Major General Philip Jones, who leads NATO support of the Afghan government's efforts to broker peace with various militant factions, said reintegration of local fighters had begun in earnest three or four months ago.
"The pace of people coming into the program has picked up ... but the initial steps are the first in a very long process of trying to build peace," Jones told reporters in Kabul.
"It's a tough and complicated and very human process at all levels, but of course it would be after 20 years of war and 10 years of insurgency."
Yet many thousands more full- or part-time fighters from the Taliban and other militant groups will need to halt their hostilities if Afghanistan is to emerge from bloodshed.
Violence reached its highest level last year in nearly a decade of fighting after the Taliban government was overthrown, as U.S. President Barack Obama sent some 30,000 extra soldiers to take on Taliban militants dug in across southern Afghanistan.
After heavy fighting last year, parts of the southern Taliban heartland are more secure and Afghan and Western officials are hoping to rout the Taliban's spring offensive.

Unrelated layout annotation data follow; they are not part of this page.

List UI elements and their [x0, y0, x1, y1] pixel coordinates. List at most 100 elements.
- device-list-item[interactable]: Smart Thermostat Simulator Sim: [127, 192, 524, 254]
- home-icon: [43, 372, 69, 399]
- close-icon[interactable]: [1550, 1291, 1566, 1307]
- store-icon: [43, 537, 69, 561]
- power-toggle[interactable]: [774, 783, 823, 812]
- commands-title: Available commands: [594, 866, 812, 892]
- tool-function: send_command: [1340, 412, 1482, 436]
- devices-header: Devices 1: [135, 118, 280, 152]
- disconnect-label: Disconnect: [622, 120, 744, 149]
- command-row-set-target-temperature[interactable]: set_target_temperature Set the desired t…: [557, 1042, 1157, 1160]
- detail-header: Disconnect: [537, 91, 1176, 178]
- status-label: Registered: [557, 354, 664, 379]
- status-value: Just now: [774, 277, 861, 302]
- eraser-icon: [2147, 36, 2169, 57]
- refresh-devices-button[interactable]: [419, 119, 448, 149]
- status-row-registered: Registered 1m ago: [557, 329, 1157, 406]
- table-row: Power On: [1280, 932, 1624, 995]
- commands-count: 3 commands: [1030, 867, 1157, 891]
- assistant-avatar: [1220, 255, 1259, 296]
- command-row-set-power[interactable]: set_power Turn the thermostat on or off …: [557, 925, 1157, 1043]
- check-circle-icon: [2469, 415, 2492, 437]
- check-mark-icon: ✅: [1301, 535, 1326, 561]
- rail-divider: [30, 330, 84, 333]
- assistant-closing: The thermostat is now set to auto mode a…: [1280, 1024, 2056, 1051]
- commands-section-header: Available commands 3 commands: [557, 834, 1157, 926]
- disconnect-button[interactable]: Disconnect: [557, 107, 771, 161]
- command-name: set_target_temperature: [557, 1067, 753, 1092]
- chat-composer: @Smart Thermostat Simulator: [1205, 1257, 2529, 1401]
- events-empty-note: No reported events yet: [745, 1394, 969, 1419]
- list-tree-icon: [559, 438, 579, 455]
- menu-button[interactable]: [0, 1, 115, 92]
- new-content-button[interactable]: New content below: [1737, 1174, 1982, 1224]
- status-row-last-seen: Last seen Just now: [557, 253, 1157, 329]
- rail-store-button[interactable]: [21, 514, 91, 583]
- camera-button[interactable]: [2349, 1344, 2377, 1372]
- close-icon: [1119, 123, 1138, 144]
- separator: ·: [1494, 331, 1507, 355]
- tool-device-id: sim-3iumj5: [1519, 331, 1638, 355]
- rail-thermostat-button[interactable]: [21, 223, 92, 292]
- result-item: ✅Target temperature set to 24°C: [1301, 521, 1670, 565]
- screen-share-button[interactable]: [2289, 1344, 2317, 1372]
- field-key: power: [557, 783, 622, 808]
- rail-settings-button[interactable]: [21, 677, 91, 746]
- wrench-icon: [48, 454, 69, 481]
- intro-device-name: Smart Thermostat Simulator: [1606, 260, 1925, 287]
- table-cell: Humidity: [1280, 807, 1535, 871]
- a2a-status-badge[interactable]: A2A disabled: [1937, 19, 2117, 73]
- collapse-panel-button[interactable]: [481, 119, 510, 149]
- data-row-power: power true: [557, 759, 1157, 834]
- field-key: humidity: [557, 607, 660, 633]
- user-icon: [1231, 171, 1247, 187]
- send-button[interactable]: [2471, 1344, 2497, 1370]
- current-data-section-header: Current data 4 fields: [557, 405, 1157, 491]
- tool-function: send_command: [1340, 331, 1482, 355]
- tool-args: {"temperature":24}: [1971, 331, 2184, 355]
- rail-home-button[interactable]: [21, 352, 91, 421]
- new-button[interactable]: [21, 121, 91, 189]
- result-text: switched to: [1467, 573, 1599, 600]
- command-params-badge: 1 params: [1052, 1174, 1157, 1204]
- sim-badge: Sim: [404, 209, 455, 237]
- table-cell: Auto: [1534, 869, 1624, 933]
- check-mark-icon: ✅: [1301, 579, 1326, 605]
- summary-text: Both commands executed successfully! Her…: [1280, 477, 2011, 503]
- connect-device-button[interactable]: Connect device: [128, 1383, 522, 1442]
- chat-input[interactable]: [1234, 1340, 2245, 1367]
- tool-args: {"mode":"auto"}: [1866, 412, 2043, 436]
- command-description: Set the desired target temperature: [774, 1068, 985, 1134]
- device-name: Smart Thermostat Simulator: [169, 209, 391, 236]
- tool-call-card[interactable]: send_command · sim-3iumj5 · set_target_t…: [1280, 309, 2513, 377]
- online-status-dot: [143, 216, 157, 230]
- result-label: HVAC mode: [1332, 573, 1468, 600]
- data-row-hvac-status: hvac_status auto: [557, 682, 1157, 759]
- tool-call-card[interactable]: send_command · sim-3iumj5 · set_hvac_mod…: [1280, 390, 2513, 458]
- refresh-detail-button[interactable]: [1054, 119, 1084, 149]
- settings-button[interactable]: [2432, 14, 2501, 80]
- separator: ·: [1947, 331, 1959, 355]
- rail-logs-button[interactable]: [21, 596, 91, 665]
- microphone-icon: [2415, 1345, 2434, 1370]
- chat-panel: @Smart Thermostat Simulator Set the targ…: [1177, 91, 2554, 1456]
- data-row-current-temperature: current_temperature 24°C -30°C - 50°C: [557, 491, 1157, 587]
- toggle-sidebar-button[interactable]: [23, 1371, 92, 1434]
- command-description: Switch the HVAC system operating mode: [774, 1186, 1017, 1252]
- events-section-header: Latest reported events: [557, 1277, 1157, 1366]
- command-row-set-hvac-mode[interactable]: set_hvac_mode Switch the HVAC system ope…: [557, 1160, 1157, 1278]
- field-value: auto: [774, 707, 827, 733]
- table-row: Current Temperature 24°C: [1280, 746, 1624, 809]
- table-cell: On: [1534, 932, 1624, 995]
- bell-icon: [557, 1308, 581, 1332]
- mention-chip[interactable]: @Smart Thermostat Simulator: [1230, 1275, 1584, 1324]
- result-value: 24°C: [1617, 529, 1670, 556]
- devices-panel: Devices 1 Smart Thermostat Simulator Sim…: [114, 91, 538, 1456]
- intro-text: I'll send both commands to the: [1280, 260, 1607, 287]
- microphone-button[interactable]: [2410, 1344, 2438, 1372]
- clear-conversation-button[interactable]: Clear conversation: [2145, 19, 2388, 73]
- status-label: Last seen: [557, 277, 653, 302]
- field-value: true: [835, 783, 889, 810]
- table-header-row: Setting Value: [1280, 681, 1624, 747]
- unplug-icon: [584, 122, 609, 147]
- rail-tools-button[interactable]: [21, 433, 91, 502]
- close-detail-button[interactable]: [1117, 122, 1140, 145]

But the Taliban, the al Qaeda-linked Haqqani network, and other groups remain well-armed and determined and bloodshed has intensified in eastern Afghanistan and spread to once-secure areas of the country's north and west.
RISK VS REWARD
Central to any lasting improvement will be support from Pakistan
in reining in militants along the Afghan border and better governance in Afghanistan, where corrupt officials have driven many villagers into the arms of the insurgency.
President Hamid Karzai sees reconciliation with Taliban leaders as the key to ending the war but there are few signs of traction despite more than a year of support for high-level talks.
At the other end of the militant spectrum, Jones said at least 45 armed groups or possibly more were in talks with the government on lower-level or local reintegration.
Those who want to sign up must stop fighting, cut ties with other militants and embrace the Afghan constitution. They provide the government biometric information and surrender heavy weapons but are allowed to keep arms deemed essential for self-defense.
In return, they are promised some level of protection from militant retribution and may get limited assistance and aid projects for their communities.
Yet at least a dozen fighters who signed up with reintegration programs have been attacked or killed and the Taliban have made it clear that "anyone who steps into this process has a death sentence over their head", Jones said.
As foreign forces begin to withdraw gradually from July this year, an end to hostilities at the local level may be as important as decisions from Taliban leaders.
"It's not to say that peace in
our time is around the corner," Jones said. "But there is a huge sense of war weariness."